Bella haletait encore quand elle bougea légèrement sous le poids d'Edward se centrant sous lui et en regardant dans ses yeux verts chauds. Il regardait vers elle comme si elle était d'une délicatesse rare avant de la consommer. Ses yeux allèrent vers sa bouche et puis de nouveau vers ses yeux sombres.

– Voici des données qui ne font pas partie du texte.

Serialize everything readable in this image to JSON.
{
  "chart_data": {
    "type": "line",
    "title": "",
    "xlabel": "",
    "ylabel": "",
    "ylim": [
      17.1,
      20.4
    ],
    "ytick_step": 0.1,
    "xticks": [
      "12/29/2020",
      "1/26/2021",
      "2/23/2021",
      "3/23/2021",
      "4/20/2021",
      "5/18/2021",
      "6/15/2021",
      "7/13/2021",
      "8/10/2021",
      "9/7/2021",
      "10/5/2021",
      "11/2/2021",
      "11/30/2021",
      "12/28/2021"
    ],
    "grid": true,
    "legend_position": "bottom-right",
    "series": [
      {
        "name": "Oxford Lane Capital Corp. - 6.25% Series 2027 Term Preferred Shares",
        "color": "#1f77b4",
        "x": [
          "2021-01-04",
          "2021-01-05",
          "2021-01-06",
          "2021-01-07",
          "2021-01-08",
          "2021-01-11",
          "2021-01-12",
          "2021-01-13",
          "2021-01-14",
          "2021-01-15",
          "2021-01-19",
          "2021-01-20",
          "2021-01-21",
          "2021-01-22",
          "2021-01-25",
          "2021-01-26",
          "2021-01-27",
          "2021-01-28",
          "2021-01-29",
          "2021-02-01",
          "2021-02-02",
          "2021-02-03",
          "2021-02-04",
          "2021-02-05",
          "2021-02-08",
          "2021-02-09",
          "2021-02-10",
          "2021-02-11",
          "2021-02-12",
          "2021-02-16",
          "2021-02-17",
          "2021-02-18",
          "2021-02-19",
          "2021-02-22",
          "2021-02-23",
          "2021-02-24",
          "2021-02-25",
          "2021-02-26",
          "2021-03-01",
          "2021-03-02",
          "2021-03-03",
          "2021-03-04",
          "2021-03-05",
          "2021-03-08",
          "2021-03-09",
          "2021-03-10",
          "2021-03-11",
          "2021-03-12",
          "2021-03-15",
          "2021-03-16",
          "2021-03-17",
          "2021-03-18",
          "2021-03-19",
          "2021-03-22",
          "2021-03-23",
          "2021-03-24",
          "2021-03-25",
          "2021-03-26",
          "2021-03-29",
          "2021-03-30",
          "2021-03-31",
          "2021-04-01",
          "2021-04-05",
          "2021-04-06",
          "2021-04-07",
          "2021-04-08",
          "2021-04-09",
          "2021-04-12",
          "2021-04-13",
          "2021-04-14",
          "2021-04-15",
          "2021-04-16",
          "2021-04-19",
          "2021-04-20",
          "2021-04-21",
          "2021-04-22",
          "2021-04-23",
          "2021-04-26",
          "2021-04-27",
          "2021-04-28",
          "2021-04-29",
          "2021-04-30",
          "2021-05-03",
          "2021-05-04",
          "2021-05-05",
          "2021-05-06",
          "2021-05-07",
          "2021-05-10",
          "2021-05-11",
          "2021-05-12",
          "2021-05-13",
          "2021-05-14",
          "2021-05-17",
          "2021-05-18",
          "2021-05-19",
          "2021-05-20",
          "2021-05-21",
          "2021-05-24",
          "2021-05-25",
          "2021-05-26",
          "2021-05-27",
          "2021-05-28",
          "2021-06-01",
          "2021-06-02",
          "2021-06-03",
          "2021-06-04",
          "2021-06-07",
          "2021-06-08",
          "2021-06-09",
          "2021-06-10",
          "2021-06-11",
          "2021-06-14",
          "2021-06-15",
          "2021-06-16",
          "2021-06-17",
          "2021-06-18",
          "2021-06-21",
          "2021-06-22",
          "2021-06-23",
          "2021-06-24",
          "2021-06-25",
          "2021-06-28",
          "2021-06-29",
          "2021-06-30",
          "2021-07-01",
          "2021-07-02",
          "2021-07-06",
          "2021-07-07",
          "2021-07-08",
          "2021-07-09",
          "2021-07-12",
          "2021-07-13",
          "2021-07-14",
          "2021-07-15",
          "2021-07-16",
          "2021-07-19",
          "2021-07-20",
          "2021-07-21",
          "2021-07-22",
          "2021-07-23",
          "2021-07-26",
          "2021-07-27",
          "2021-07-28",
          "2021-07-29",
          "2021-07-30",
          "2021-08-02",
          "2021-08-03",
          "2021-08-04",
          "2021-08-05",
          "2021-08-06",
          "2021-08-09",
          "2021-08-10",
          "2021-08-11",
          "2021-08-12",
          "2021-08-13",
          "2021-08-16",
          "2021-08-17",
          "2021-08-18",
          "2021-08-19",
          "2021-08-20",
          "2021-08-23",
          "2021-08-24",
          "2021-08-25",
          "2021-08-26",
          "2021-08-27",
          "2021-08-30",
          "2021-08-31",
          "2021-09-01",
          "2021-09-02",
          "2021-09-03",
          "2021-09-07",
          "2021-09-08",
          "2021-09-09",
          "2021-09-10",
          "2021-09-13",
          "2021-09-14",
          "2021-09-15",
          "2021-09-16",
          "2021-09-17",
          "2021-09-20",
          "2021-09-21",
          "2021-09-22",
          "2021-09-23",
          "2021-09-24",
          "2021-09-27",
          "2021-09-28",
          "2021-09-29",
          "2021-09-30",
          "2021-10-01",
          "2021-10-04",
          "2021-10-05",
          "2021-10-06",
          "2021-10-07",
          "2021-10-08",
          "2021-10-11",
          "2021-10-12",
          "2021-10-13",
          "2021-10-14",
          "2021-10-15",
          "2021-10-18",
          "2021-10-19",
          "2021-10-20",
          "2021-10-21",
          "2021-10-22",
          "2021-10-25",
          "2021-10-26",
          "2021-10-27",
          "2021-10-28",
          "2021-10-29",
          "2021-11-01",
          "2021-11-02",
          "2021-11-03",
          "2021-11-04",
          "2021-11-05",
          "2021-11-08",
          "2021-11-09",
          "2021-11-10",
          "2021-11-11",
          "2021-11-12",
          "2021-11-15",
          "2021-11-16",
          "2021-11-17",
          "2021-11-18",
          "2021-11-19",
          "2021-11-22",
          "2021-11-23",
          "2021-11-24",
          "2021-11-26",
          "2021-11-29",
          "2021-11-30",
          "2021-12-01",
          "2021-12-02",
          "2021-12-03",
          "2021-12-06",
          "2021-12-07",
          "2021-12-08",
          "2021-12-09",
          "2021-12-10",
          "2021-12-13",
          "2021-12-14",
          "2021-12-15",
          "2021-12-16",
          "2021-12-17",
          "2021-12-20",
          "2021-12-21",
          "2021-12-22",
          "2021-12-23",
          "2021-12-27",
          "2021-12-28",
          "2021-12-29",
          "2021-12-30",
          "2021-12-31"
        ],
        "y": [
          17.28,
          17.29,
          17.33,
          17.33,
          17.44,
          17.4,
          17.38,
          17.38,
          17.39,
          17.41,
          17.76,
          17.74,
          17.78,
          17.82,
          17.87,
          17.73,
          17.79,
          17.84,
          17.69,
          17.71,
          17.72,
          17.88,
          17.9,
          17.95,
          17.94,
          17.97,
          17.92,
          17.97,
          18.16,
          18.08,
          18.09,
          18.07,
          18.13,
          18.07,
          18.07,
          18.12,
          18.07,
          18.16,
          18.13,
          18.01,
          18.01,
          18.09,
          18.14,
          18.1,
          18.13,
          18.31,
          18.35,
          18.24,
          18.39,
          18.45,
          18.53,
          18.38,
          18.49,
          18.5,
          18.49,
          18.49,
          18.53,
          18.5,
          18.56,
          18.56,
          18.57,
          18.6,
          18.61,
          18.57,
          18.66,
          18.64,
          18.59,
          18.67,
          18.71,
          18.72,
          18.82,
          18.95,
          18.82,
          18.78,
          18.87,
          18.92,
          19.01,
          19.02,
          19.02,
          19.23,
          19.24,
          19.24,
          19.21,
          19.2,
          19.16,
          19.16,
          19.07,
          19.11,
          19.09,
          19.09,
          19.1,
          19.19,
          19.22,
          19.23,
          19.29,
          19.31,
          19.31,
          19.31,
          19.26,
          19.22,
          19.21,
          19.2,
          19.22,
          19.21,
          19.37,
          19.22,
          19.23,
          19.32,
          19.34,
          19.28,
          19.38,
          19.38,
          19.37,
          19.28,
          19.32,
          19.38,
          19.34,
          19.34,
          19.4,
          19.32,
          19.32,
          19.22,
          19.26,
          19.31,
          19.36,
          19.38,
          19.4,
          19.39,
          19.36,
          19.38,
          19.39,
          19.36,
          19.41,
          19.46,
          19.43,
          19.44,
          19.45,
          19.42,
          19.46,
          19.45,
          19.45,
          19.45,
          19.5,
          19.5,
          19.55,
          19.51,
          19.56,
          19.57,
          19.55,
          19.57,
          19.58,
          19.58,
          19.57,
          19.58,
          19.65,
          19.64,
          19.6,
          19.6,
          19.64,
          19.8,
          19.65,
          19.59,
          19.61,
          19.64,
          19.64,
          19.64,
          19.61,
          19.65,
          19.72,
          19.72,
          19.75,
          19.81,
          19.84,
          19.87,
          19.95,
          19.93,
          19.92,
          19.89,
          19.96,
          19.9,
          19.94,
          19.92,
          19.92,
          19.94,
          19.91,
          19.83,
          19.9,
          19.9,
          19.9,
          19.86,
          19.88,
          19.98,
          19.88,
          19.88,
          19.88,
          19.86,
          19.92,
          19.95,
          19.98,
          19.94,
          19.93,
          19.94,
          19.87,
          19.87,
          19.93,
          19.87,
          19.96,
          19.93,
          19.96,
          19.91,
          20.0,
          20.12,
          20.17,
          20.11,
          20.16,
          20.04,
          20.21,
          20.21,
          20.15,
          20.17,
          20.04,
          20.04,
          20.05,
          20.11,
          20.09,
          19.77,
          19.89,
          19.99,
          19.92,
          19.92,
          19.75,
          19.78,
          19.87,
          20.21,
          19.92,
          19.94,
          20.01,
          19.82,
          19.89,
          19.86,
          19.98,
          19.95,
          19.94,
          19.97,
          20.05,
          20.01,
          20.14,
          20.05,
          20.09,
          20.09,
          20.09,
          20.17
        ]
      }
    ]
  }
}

"Peut-être… que je ne peux pas … te combattre," dit-elle plutôt essoufflée. Ses lèvres étaient entrouvertes quand elle jeta de nouveau un œil à sa bouche, son bras s'enroula autour de son cou et ses doigts glissèrent dans ses cheveux.
Edward sourit de surprise en baissant les yeux sur le visage de la belle fille rose et chaude dans ses bras. Ses yeux étaient chocolat liquide et ses lèvres étaient recourbées vers le haut en un sourire tentant. L'attaque de la hanche subitement oubliée la main d'Edward vint soutenir son visage.
Elle tourna légèrement la tête, s'appuyant à son contact, il soupira de contentement, sa tête tomba et sa bouche se déplaça sur la peau exposée de son cou. Elle fit un bruit doux comme il l'embrassait. Sers lèvres souriant contre la peau tendre de son cou, leurs corps pressés l'un contre l'autre.
Elle avait désamorcé une situation délicate en l'invitant… à la malmener… d'une autre façon… et il était trop heureux de le faire.